Now I was fully converted to an understanding of colour, and at time when my hobby painting activity started to take off with my early retirement. Firstly I applied the new found knowledge to Napoleonics. This was, and is, a good place to start, as the colours are very basic. I found I could paint a French infantryman with just four pigments: Titanium White, Raw Umber, Cadmium Red and Prussian Blue. That included the black shako and the flesh. Not quite true: I still needed the metallics of silver and gold for some of the details. I only needed the red for the facings (though it also helped with the mix for the face) – and having one of the lighter brown Siennas to hand was helpful (in point of act I could have replaced the Raw Umber with one of these Siennas entirely – but some of the mixes would be a bit more difficult).

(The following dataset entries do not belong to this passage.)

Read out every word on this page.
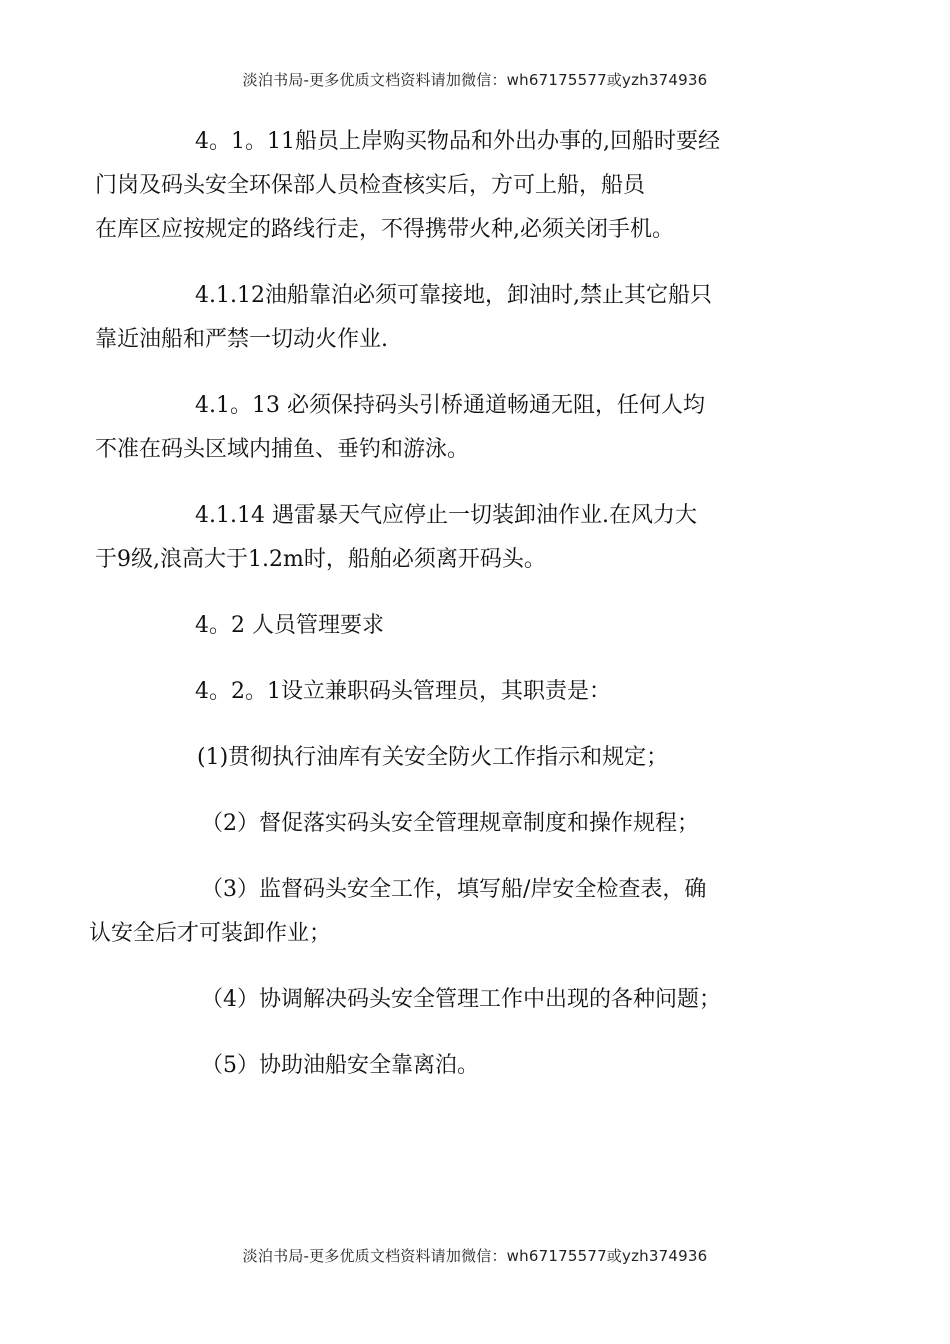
淡泊书局-更多优质文档资料请加微信：wh67175577或yzh374936

4。1。11船员上岸购买物品和外出办事的,回船时要经
门岗及码头安全环保部人员检查核实后，方可上船，船员
在库区应按规定的路线行走，不得携带火种,必须关闭手机。

4.1.12油船靠泊必须可靠接地，卸油时,禁止其它船只
靠近油船和严禁一切动火作业.

4.1。13 必须保持码头引桥通道畅通无阻，任何人均
不准在码头区域内捕鱼、垂钓和游泳。

4.1.14 遇雷暴天气应停止一切装卸油作业.在风力大
于9级,浪高大于1.2m时，船舶必须离开码头。

4。2 人员管理要求

4。2。1设立兼职码头管理员，其职责是：

(1)贯彻执行油库有关安全防火工作指示和规定；

（2）督促落实码头安全管理规章制度和操作规程；

（3）监督码头安全工作，填写船/岸安全检查表，确
认安全后才可装卸作业；

（4）协调解决码头安全管理工作中出现的各种问题；

（5）协助油船安全靠离泊。

淡泊书局-更多优质文档资料请加微信：wh67175577或yzh374936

With my confidence built on Napoleonics, I broke into WW2. When I embarked on the journey, I had always considered this too difficult. But by the time I reached my first WW2 project, some German vehicles in 20mm, I was too far gone. I was not going to be dependent on some paint manufacturer’s interpretation. Dull colours are complex ones – involving all three primary colours in relatively high proportions. Small tweaks to the colour mix have a big impact, and can take it in completely the wrong direction. So it proved. I made several attempts at German Dunkelgelb before getting something I found acceptable. And even that first attempt, on some Panzer IIIs, looks to my current eye as being closer to the German desert colour Braun than Dunkelgelb – which as it happens was just as appropriate fro a Panzer III in 1943. But slowly I have got the hang of it. I have even got as far as painting WW2 aircraft, though my first attempt at RAF desert colours was not entirely successful.

It’s been a long journey, and I’ve learnt a lot. Above all I have achieved an understanding of colour, and a sense of control over the whole process.